Après des œuvres à fortes tendances surréalistes et régionalistes, comme ses casseroles, remplies à ras bord de coquilles de moules vides accolées les unes aux autres, ou des bricolages et assemblages d’objets nés sous la double paternité de son ami Magritte et des ready-made du chef (de file) Marcel Duchamp, son art caustique se développe vers une forme conceptuelle.

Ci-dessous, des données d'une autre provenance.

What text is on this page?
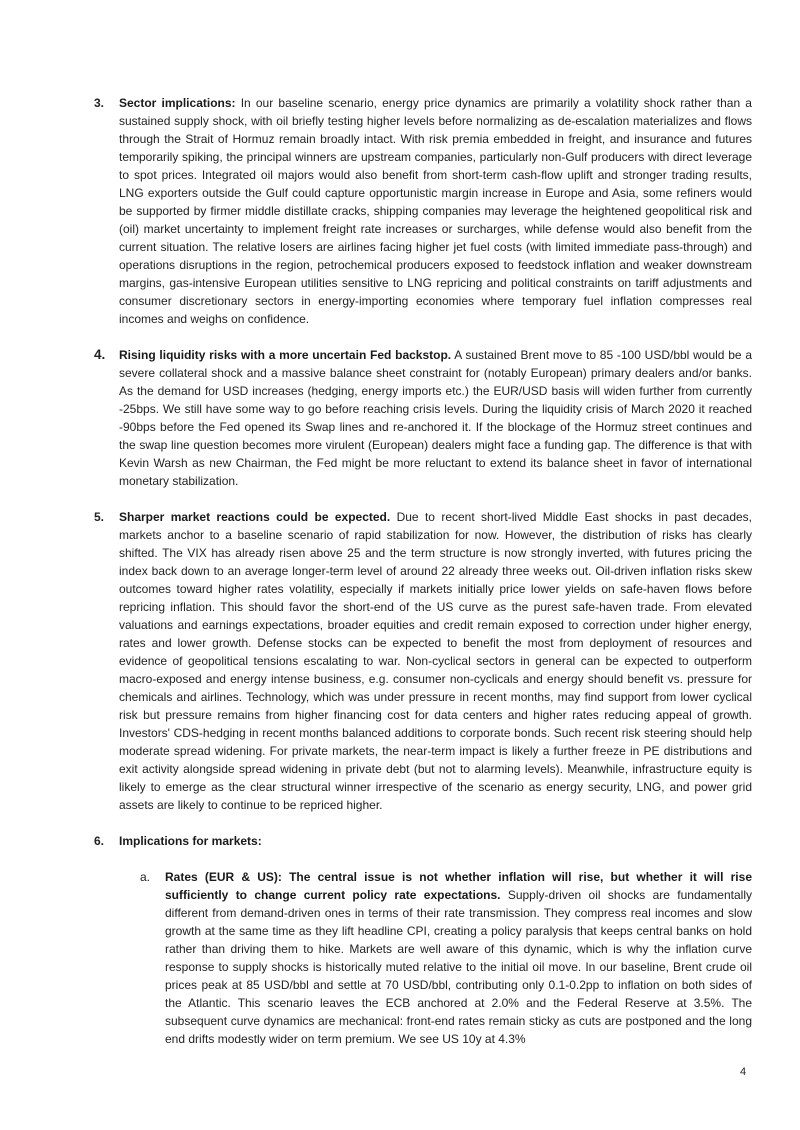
3.	Sector implications: In our baseline scenario, energy price dynamics are primarily a volatility shock rather than a sustained supply shock, with oil briefly testing higher levels before normalizing as de-escalation materializes and flows through the Strait of Hormuz remain broadly intact. With risk premia embedded in freight, and insurance and futures temporarily spiking, the principal winners are upstream companies, particularly non-Gulf producers with direct leverage to spot prices. Integrated oil majors would also benefit from short-term cash-flow uplift and stronger trading results, LNG exporters outside the Gulf could capture opportunistic margin increase in Europe and Asia, some refiners would be supported by firmer middle distillate cracks, shipping companies may leverage the heightened geopolitical risk and (oil) market uncertainty to implement freight rate increases or surcharges, while defense would also benefit from the current situation. The relative losers are airlines facing higher jet fuel costs (with limited immediate pass-through) and operations disruptions in the region, petrochemical producers exposed to feedstock inflation and weaker downstream margins, gas-intensive European utilities sensitive to LNG repricing and political constraints on tariff adjustments and consumer discretionary sectors in energy-importing economies where temporary fuel inflation compresses real incomes and weighs on confidence.
4.	Rising liquidity risks with a more uncertain Fed backstop. A sustained Brent move to 85 -100 USD/bbl would be a severe collateral shock and a massive balance sheet constraint for (notably European) primary dealers and/or banks. As the demand for USD increases (hedging, energy imports etc.) the EUR/USD basis will widen further from currently -25bps. We still have some way to go before reaching crisis levels. During the liquidity crisis of March 2020 it reached -90bps before the Fed opened its Swap lines and re-anchored it. If the blockage of the Hormuz street continues and the swap line question becomes more virulent (European) dealers might face a funding gap. The difference is that with Kevin Warsh as new Chairman, the Fed might be more reluctant to extend its balance sheet in favor of international monetary stabilization.
5.	Sharper market reactions could be expected. Due to recent short-lived Middle East shocks in past decades, markets anchor to a baseline scenario of rapid stabilization for now. However, the distribution of risks has clearly shifted. The VIX has already risen above 25 and the term structure is now strongly inverted, with futures pricing the index back down to an average longer-term level of around 22 already three weeks out. Oil-driven inflation risks skew outcomes toward higher rates volatility, especially if markets initially price lower yields on safe-haven flows before repricing inflation. This should favor the short-end of the US curve as the purest safe-haven trade. From elevated valuations and earnings expectations, broader equities and credit remain exposed to correction under higher energy, rates and lower growth. Defense stocks can be expected to benefit the most from deployment of resources and evidence of geopolitical tensions escalating to war. Non-cyclical sectors in general can be expected to outperform macro-exposed and energy intense business, e.g. consumer non-cyclicals and energy should benefit vs. pressure for chemicals and airlines. Technology, which was under pressure in recent months, may find support from lower cyclical risk but pressure remains from higher financing cost for data centers and higher rates reducing appeal of growth. Investors' CDS-hedging in recent months balanced additions to corporate bonds. Such recent risk steering should help moderate spread widening. For private markets, the near-term impact is likely a further freeze in PE distributions and exit activity alongside spread widening in private debt (but not to alarming levels). Meanwhile, infrastructure equity is likely to emerge as the clear structural winner irrespective of the scenario as energy security, LNG, and power grid assets are likely to continue to be repriced higher.
6.	Implications for markets:
a.	Rates (EUR & US): The central issue is not whether inflation will rise, but whether it will rise sufficiently to change current policy rate expectations. Supply-driven oil shocks are fundamentally different from demand-driven ones in terms of their rate transmission. They compress real incomes and slow growth at the same time as they lift headline CPI, creating a policy paralysis that keeps central banks on hold rather than driving them to hike. Markets are well aware of this dynamic, which is why the inflation curve response to supply shocks is historically muted relative to the initial oil move. In our baseline, Brent crude oil prices peak at 85 USD/bbl and settle at 70 USD/bbl, contributing only 0.1-0.2pp to inflation on both sides of the Atlantic. This scenario leaves the ECB anchored at 2.0% and the Federal Reserve at 3.5%. The subsequent curve dynamics are mechanical: front-end rates remain sticky as cuts are postponed and the long end drifts modestly wider on term premium. We see US 10y at 4.3%
4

Peu à peu, époque oblige – on est en plein Mai 68 –, il jette des pavés dans le monde de l’art – forcément bourgeois –, en s’interrogeant sur son sens, sa valeur financière et son statut dans la société contemporaine consumériste.
C’est ainsi qu’il invente, presque par hasard son fameux Musée d’Art Moderne, un vrai musée dont il est l’unique conservateur, l’ange-gardien, le régisseur et même le guide auto-proclamé. « En 68, peu de temps d’ailleurs après cette vague de contestation que nous avons connue, quelques amis et moi, des amis où on retrouvait des gens de galerie, des collectionneurs et des artistes, racontera-t-il dans un entretien, nous nous sommes réunis pour tenter d’analyser ce qui n’allait pas au point de vue artistique en Belgique, c’est à dire pour analyser les rapports art et société, et nous avons bavardé puis finalement convenu d’une réunion chez moi dans mon atelier pour développer cette analyse. On en a parlé pas mal autour de nous et finalement j’attendais 60, 70 personnes. Cet atelier est assez vide, il n’y a que deux, trois chaises.
Je me suis dit : ‘Comment les asseoir ?’ J’ai eu l’idée de téléphoner à une firme de transport assez connue ici (Menkès) pour leur demander des caisses à prêter afin que ces gens puissent s’asseoir dessus. (…) Ces caisses sont arrivées, je les ai disposées ici d’une manière finalement assez particulière, comme on disposerait, justement, une œuvre d’art. Et je me suis dit : ‘Mais au fond, le musée, c’est ceci’.Alors j’ai ajouté à ce décor des cartes postales reproduisant des œuvres du XIXe siècle, un peu par provocation, pour marquer ma distance avec les matériaux en plastique que j’utilisais déjà. Alors j’ai écrit le mot MUSEE sur mes fenêtres, le mot DEPARTEMENT DES AIGLES sur le mur du fond dans le jardin, et sur la porte d’entrée de ce jardin, SECTION XIXe SIECLE. Le musée était né, non pas à travers un concept, mais justement d’une circonstance. Le concept est venu après… »
Le désir de pastiche
Pendant quatre ans, de 1968 à 1972, sur les dix années de sa vie d’artiste, Marcel Broodthaers présente un peu partout son musée qui croît en salles et en thématiques, mais fonctionne toujours comme une véritable institution. On visite donc son centre d’art non-sensique avec ses reproductions d'œuvres d’art, ses caisses de transports, ses inscriptions murales en forme de rébus ou encore des projections de petits bouts de films en noir et blanc qu’il réalise lui-même. Son musée s’agrandit à mesure que croît le désir de pastiche.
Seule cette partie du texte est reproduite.